The speech which I enjoyed the most, and which necessitated audience participation was by Buddhist leader Xuan Dinh. Dressed in traditional orange Buddhist monk garb, he simply told us we must, as an audience, breathe. Well of course we were going to do that- but now he was gently imploring us to be conscious of our breath-- that which keeps us alive and connects us constantly to the ether of the world. And as he encouraged us to breathe and close our eyes, he intoned for us the Buddhist chant (alternating between the chant and telling us the translation) “May I be Happy”. It was a very sweet and touching few minutes and quite delightful in its simplicity. Please read below for more about this text.
Mixed between the speakers’ messages were performances of wonderful music by Rockford area choirs- a wide variety of dedicated amateur groups plus Paul’s new semi-pro chamber group ”Elysian Voices”. The groups were the Rock Valley Children’s Choir, directed by Leah Baskin; the Rock Valley College Concert Choir and Elysian Voices, directed by LaPrade; A Classic Chorale, directed by Larry Runestad; the DeKalb Festival Chorus, directed by Jennifer Whiting, and Kantorei, the Singing Boys of Rockford, directed by Joel Ross.
Al of the choirs acquitted themselves nicely and the repertoire choices were strong- not a clichéd piece in the entire evening. To me the highlights were the two youth choirs. The Rock Valley Children’s Choir featured some of their youngest voices on the main melody- a very sweet touch. When the older singers entered in two and three part harmony the tone quality was simply gorgeous. Leah Baskin’s direction showed a great enthusiasm for working with young people, I’d like to get to know this director! Joel Ross’ boy choir was also wonderfully expressive, and how great is it to see an all-boys choir thriving in 2011, when most moms and dads think their boys should only be playing sports an never do anything artistic. Bravo, Joel and singers.
The Rock Valley Choldren's Choir
The program ended with the massed choirs performing “Grant us your Peace” by Mendelssohn. When the music ended there was no great standing ovation, because we sensed the message of the evening in a deep way and there was no need for that kind of overt response. Everyone who attended will remember the words spoken that evening and the hopes that those words and the heartfelt music implored us to act upon in our daily lives as citizens of the world. Sherri and I, plus a sleeping Aidan in my arms, made our way to the stage to congratulate Paul and others- it was a beautiful evening and a great achievement by Paul and all the people involved.

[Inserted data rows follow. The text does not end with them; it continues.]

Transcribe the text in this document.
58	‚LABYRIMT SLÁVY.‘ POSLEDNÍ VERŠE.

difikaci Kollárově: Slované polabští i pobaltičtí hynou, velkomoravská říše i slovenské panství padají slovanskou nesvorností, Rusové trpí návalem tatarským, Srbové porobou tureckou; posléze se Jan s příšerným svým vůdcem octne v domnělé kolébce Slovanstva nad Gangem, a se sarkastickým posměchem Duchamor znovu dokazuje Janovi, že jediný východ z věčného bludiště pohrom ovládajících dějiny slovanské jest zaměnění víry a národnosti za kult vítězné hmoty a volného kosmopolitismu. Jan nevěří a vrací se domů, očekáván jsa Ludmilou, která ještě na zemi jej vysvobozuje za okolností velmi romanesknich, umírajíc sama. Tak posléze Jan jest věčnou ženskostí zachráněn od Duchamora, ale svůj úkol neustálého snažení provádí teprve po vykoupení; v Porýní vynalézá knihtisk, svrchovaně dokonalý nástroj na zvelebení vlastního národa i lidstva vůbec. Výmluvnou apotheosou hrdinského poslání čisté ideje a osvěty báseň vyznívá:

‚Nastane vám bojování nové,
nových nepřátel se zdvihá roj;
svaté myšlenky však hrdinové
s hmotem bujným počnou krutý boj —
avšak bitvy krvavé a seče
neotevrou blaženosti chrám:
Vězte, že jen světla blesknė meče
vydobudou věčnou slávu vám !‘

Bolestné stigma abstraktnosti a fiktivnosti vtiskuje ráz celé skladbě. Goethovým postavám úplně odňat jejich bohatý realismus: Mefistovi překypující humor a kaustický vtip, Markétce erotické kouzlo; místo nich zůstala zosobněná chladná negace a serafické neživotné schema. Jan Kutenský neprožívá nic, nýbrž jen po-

Note about the chant “May I Be Happy”
I was actually familiar with this chant (and loved hearing its inclusion that evening), as I had used the English translation as a text for a piece recently commissioned by the International Christian School of Hong Kong directed by David Baldwin. I used a gentle Christian text (somewhat pantheistic) to open the piece and then moved to an up-tempo setting of the “May I be Happy” words, with my own melody. It was my way of joining Western and Eastern textual elements for that commission. The piece will be published soon by Roger Dean.
What I love about this chant is the hope for all to be happy and peaceful- including our ”enemies”. Here is the text:
May I be happy, may I be peaceful, may I be free. May my friends be happy, may my friends be peaceful, may my friends be free. May my enemies be happy, may my enemies be peaceful, may my enemies be free. May all beings be happy, may all beings be peaceful, may all beings be free.